「奇想天外な世界観を期待したが・・・」エブリシング・エブリウェア・オール・アット・ワンス 鶏さんの映画レビュー(感想・評価)
奇想天外な世界観を期待したが・・・
チラシにもあるように、本年度アカデミー賞の最多ノミネートにして大本命ということで観に行きました。内容的に事前に知っていたのは、この世には別の宇宙が存在していて、主人公のエヴリンが別の宇宙に飛んでカンフーの達人になり、全宇宙を危機から救うというものでした。筒井康隆などがしばしば描いたパラレルワールド物の一種であり、別の宇宙や世界が存在するという設定は、言葉を選ばずに言えばありふれたSFという印象でした。ただ、「マルチバース(並行宇宙)」という初めて聞く言葉とともに紹介されていたりして、如何にも新しい概念を発明したかのような宣伝の仕方であり、かつまたアカデミー賞の最多ノミネートという外部の評価も相まって、一体どんな奇想天外なる物語が展開されるのか期待して観に行った訳ですが、果たして結果は・・・
エヴリン一家は、中国からアメリカに移住して洗濯屋とコインランドリーを経営していたものの、税務署からはカラオケ機器を経費に入れたと言って脱税を指摘され、サンダルをコインランドリーに入れる客の相手をし、家の中でも車椅子生活の頑固な父親の世話をしなければならないと、日々の暮らしに追われており、洗濯屋の経営危機と家庭崩壊の危機にある。そんなエヴリンが、夫に憑依した別宇宙の人間から、宇宙を救って欲しいと依頼を受ける。最初は意味が分からなかったエヴリンも、ラスボスが娘であることを知り、立ち向かうこととする。そして娘と対峙したエヴリンは、最終的に事態を収め、全宇宙の危機と家庭崩壊の危機を救うというお話。

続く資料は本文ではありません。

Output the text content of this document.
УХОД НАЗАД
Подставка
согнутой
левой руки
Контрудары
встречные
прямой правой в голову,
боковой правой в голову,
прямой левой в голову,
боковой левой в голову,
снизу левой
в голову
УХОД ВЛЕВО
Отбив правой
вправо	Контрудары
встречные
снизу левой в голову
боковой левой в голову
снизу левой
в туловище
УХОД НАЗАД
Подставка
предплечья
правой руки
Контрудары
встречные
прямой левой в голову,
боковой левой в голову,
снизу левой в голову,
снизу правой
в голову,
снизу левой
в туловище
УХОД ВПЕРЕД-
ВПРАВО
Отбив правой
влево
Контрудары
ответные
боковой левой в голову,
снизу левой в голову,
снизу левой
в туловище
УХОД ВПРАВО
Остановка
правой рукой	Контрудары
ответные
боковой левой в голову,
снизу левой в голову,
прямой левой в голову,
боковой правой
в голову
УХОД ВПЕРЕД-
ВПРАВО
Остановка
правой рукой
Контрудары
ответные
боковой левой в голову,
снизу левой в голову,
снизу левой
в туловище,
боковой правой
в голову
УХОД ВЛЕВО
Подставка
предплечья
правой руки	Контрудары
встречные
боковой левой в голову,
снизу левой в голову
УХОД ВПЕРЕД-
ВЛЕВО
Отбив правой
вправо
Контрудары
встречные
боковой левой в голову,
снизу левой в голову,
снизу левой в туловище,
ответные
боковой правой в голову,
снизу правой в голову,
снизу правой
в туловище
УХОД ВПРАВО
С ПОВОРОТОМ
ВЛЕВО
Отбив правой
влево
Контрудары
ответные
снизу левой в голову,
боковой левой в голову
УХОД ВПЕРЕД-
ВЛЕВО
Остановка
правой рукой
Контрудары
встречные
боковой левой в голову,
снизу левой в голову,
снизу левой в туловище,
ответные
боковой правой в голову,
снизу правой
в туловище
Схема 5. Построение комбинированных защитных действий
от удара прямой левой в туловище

戦いの過程で、いろんな宇宙にワープするエヴリン。そのテンポが非常に早く、ストーリーもどんどん進展するのは評価出来るものの、事前に期待していた奇想天外なる物語だったかというと、全くそんなことはありませんでした。また、ストーリー的にも平凡な生活を送る人がひょんなことからスーパーマン的な活躍をするという流れで、これまたありふれたもの。正直アカデミー賞にノミネートされたのがイマイチ理解出来ない作品でした。
そんな訳で、評価は★2としたいと思います。